Unfair Contract Terms – Reforms Coming Soon

From 9th November 2023, changes to the Australian Consumer Law will prohibit businesses from proposing, using, or relying on unfair contract terms in standard form contracts with consumers and small businesses.

It’s imperative that businesses review their standard form contracts and amend them if applicable, in order to avoid the heavy penalties coming into effect.

What is a Standard Form Contract?

A pre-written contract provided by a business to a customer where the customer can’t change any (or the majority of) the terms of the contract. Standard form contracts are often described as “take it or leave it.”

Standard form contracts typically provide a cost-effective way for many businesses to contract with large volumes of customers and are common in industries such as; gyms, car rental companies or building and construction.
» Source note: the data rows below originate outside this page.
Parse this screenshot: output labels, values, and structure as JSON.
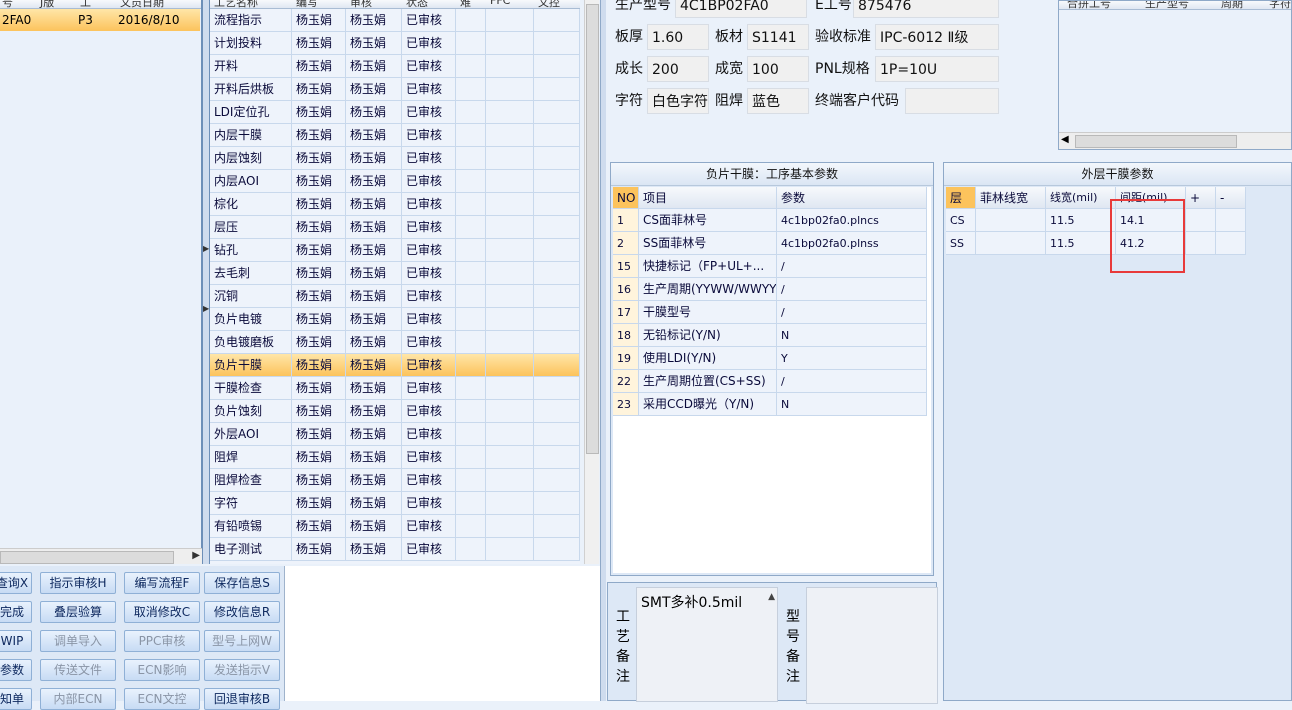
{
  "left_grid": {
    "headers": [
      "号",
      "J版",
      "工",
      "文员日期"
    ],
    "rows": [
      [
        "2FA0",
        "",
        "P3",
        "2016/8/10"
      ]
    ]
  },
  "process_grid": {
    "headers": [
      "工艺名称",
      "编写",
      "审核",
      "状态",
      "难",
      "FFC",
      "文控"
    ],
    "rows": [
      [
        "流程指示",
        "杨玉娟",
        "杨玉娟",
        "已审核"
      ],
      [
        "计划投料",
        "杨玉娟",
        "杨玉娟",
        "已审核"
      ],
      [
        "开料",
        "杨玉娟",
        "杨玉娟",
        "已审核"
      ],
      [
        "开料后烘板",
        "杨玉娟",
        "杨玉娟",
        "已审核"
      ],
      [
        "LDI定位孔",
        "杨玉娟",
        "杨玉娟",
        "已审核"
      ],
      [
        "内层干膜",
        "杨玉娟",
        "杨玉娟",
        "已审核"
      ],
      [
        "内层蚀刻",
        "杨玉娟",
        "杨玉娟",
        "已审核"
      ],
      [
        "内层AOI",
        "杨玉娟",
        "杨玉娟",
        "已审核"
      ],
      [
        "棕化",
        "杨玉娟",
        "杨玉娟",
        "已审核"
      ],
      [
        "层压",
        "杨玉娟",
        "杨玉娟",
        "已审核"
      ],
      [
        "钻孔",
        "杨玉娟",
        "杨玉娟",
        "已审核"
      ],
      [
        "去毛刺",
        "杨玉娟",
        "杨玉娟",
        "已审核"
      ],
      [
        "沉铜",
        "杨玉娟",
        "杨玉娟",
        "已审核"
      ],
      [
        "负片电镀",
        "杨玉娟",
        "杨玉娟",
        "已审核"
      ],
      [
        "负电镀磨板",
        "杨玉娟",
        "杨玉娟",
        "已审核"
      ],
      [
        "负片干膜",
        "杨玉娟",
        "杨玉娟",
        "已审核"
      ],
      [
        "干膜检查",
        "杨玉娟",
        "杨玉娟",
        "已审核"
      ],
      [
        "负片蚀刻",
        "杨玉娟",
        "杨玉娟",
        "已审核"
      ],
      [
        "外层AOI",
        "杨玉娟",
        "杨玉娟",
        "已审核"
      ],
      [
        "阻焊",
        "杨玉娟",
        "杨玉娟",
        "已审核"
      ],
      [
        "阻焊检查",
        "杨玉娟",
        "杨玉娟",
        "已审核"
      ],
      [
        "字符",
        "杨玉娟",
        "杨玉娟",
        "已审核"
      ],
      [
        "有铅喷锡",
        "杨玉娟",
        "杨玉娟",
        "已审核"
      ],
      [
        "电子测试",
        "杨玉娟",
        "杨玉娟",
        "已审核"
      ]
    ],
    "selected_index": 15
  },
  "buttons": [
    [
      "查询X",
      "指示审核H",
      "编写流程F",
      "保存信息S"
    ],
    [
      "完成",
      "叠层验算",
      "取消修改C",
      "修改信息R"
    ],
    [
      "WIP",
      "调单导入",
      "PPC审核",
      "型号上网W"
    ],
    [
      "参数",
      "传送文件",
      "ECN影响",
      "发送指示V"
    ],
    [
      "知单",
      "内部ECN",
      "ECN文控",
      "回退审核B"
    ]
  ],
  "info": {
    "model_label": "生产型号",
    "model_value": "4C1BP02FA0",
    "eno_label": "E工号",
    "eno_value": "875476",
    "thickness_label": "板厚",
    "thickness_value": "1.60",
    "material_label": "板材",
    "material_value": "S1141",
    "standard_label": "验收标准",
    "standard_value": "IPC-6012 Ⅱ级",
    "length_label": "成长",
    "length_value": "200",
    "width_label": "成宽",
    "width_value": "100",
    "pnl_label": "PNL规格",
    "pnl_value": "1P=10U",
    "char_label": "字符",
    "char_value": "白色字符",
    "mask_label": "阻焊",
    "mask_value": "蓝色",
    "customer_label": "终端客户代码",
    "customer_value": ""
  },
  "merge_grid": {
    "headers": [
      "合拼工号",
      "生产型号",
      "周期",
      "字符"
    ]
  },
  "params_panel": {
    "title": "负片干膜：工序基本参数",
    "headers": [
      "NO",
      "项目",
      "参数"
    ],
    "rows": [
      [
        "1",
        "CS面菲林号",
        "4c1bp02fa0.plncs"
      ],
      [
        "2",
        "SS面菲林号",
        "4c1bp02fa0.plnss"
      ],
      [
        "15",
        "快捷标记（FP+UL+...",
        "/"
      ],
      [
        "16",
        "生产周期(YYWW/WWYY)",
        "/"
      ],
      [
        "17",
        "干膜型号",
        "/"
      ],
      [
        "18",
        "无铅标记(Y/N)",
        "N"
      ],
      [
        "19",
        "使用LDI(Y/N)",
        "Y"
      ],
      [
        "22",
        "生产周期位置(CS+SS)",
        "/"
      ],
      [
        "23",
        "采用CCD曝光（Y/N)",
        "N"
      ]
    ]
  },
  "outer_panel": {
    "title": "外层干膜参数",
    "headers": [
      "层",
      "菲林线宽",
      "线宽(mil)",
      "间距(mil)",
      "+",
      "-"
    ],
    "rows": [
      [
        "CS",
        "",
        "11.5",
        "14.1",
        "",
        ""
      ],
      [
        "SS",
        "",
        "11.5",
        "41.2",
        "",
        ""
      ]
    ]
  },
  "remarks": {
    "process_label": "工艺备注",
    "process_text": "SMT多补0.5mil",
    "model_label": "型号备注"
  },
  "colors": {
    "highlight": "#e83a3a",
    "selected_row": "#fcc35c"
  }
}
What are Unfair Contract Terms?

As per the ACCC website, contract terms are unfair if they:

  • cause a significant imbalance in the rights and obligations of the parties under the contract

  • are not reasonably necessary to protect the legitimate interests of the party who gets an advantage from the term, and

  • would cause financial or other harm to the other party if enforced.

In deciding whether a term is unfair, a court can consider any matters it thinks relevant but it must consider the contract as a whole and whether the term is transparent.
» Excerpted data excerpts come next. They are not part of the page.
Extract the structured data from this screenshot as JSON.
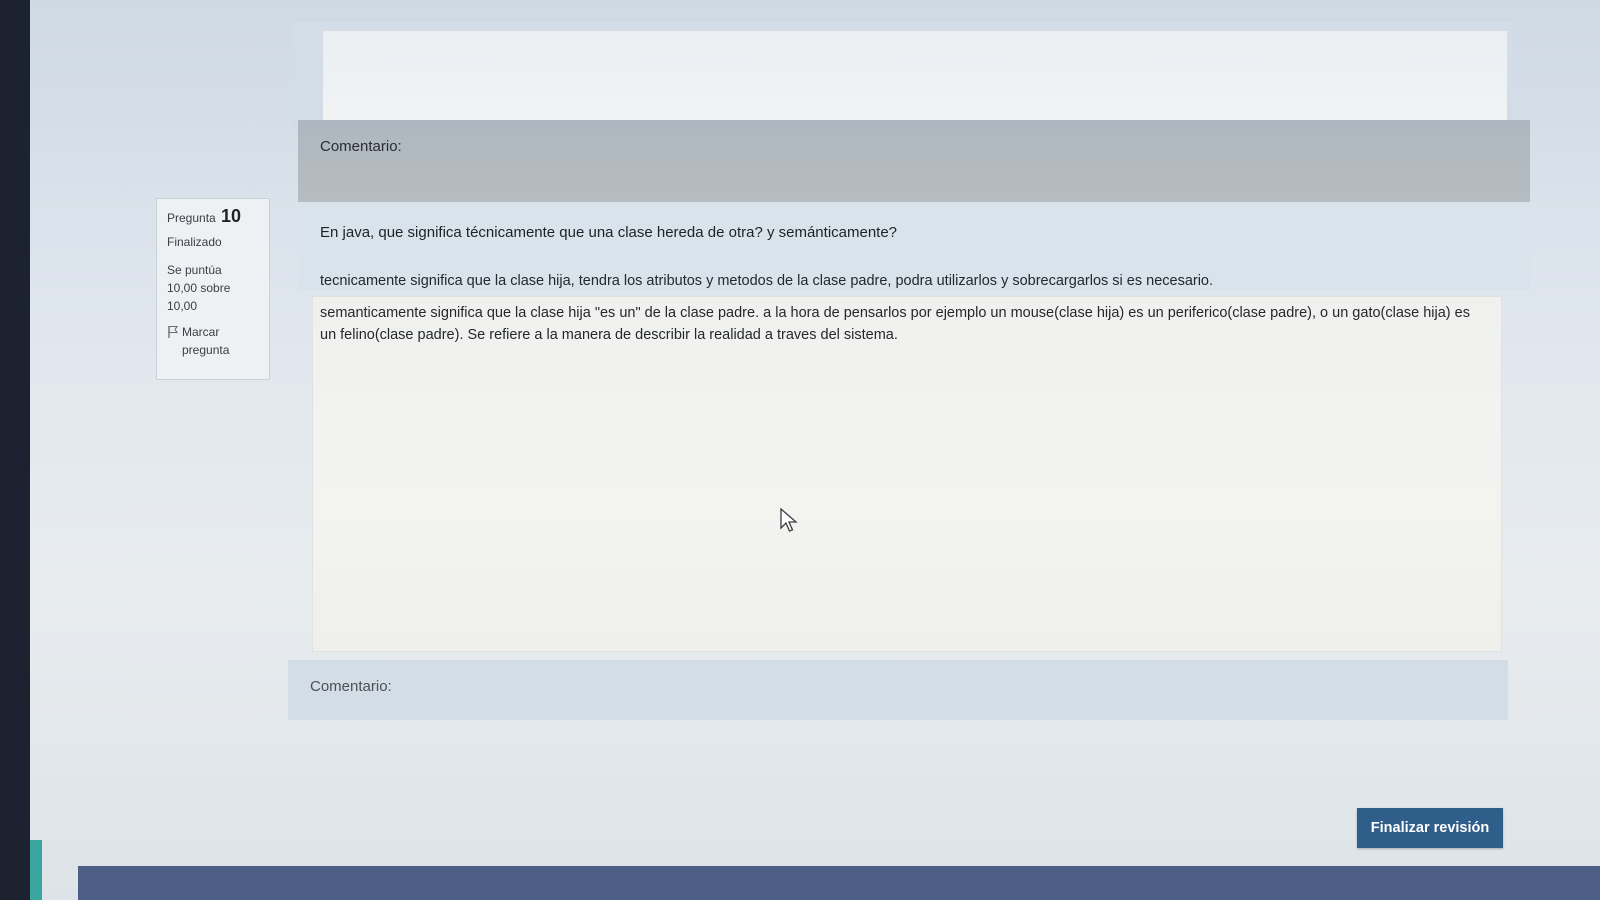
{
  "previous_question": {
    "comment_label": "Comentario:"
  },
  "question_info": {
    "question_prefix": "Pregunta",
    "question_number": "10",
    "state": "Finalizado",
    "grade_line1": "Se puntúa",
    "grade_line2": "10,00 sobre",
    "grade_line3": "10,00",
    "flag_label_line1": "Marcar",
    "flag_label_line2": "pregunta"
  },
  "question": {
    "text": "En java, que significa técnicamente que una clase hereda de otra? y semánticamente?"
  },
  "answer": {
    "paragraph1": "tecnicamente significa que la clase hija, tendra los atributos y metodos de la clase padre, podra utilizarlos y sobrecargarlos si es necesario.",
    "paragraph2": "semanticamente significa que la clase hija \"es un\" de la clase padre. a la hora de pensarlos por ejemplo un mouse(clase hija) es un periferico(clase padre), o un gato(clase hija) es un felino(clase padre). Se refiere a la manera de describir la realidad a traves del sistema."
  },
  "comment": {
    "label": "Comentario:"
  },
  "actions": {
    "finish_review": "Finalizar revisión"
  },
  "colors": {
    "accent": "#2f5e8a",
    "footer": "#4d5f86"
  }
}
The law sets out examples of terms that may be unfair, including:

  • terms that allow one party (but not the other) to avoid or limit their responsibilities under the contract

  • terms that allow one party (but not the other) to end the contract

  • terms that penalise one party (but not the other) for breaching or ending the contract

  • terms that allow one party (but not the other) to change the terms of the contract.

What are the Changes Coming into Effect?

  • There will be better protection for consumers and small businesses who have previously had limited bargaining power, expertise, and ability to negotiate or assess standard form contracts which are often drafted in favour of the party offering them.

  • The coverage of the unfair contract term laws will expand to apply to more small business contracts than before.

  • The threshold for small business contracts will increase to apply to small business that employ fewer than 100 persons or have an annual turnover of less than $10 million.

  • The contract value threshold will be removed

  •  More clearly defined definition of ‘standard form contracts’.

  • Courts will be able to impose substantial penalties on businesses and individuals who include unfair terms in their standard form contracts.

  • The maximum financial penalties for businesses under the new unfair contract terms law are the greatest of:

+ $50,000,000;

+ three times the value of the “reasonably attributable” benefit obtained from the conduct, if the court can determine this; or

+ if a court cannot determine the benefit, 30 per cent of adjusted turnover during the breach period.

The maximum penalty for an individual is $2.5 million.

The changes will apply to:

  • Standard form contracts made or renewed on or after 9 November 2023.

  • A term of a contract that is varied or added on or after 9 November 2023.

However, where a term of a contract is varied or added on or after 9 November 2023, the changes relevant to deciding whether a contract is a standard form contract apply to the whole contract.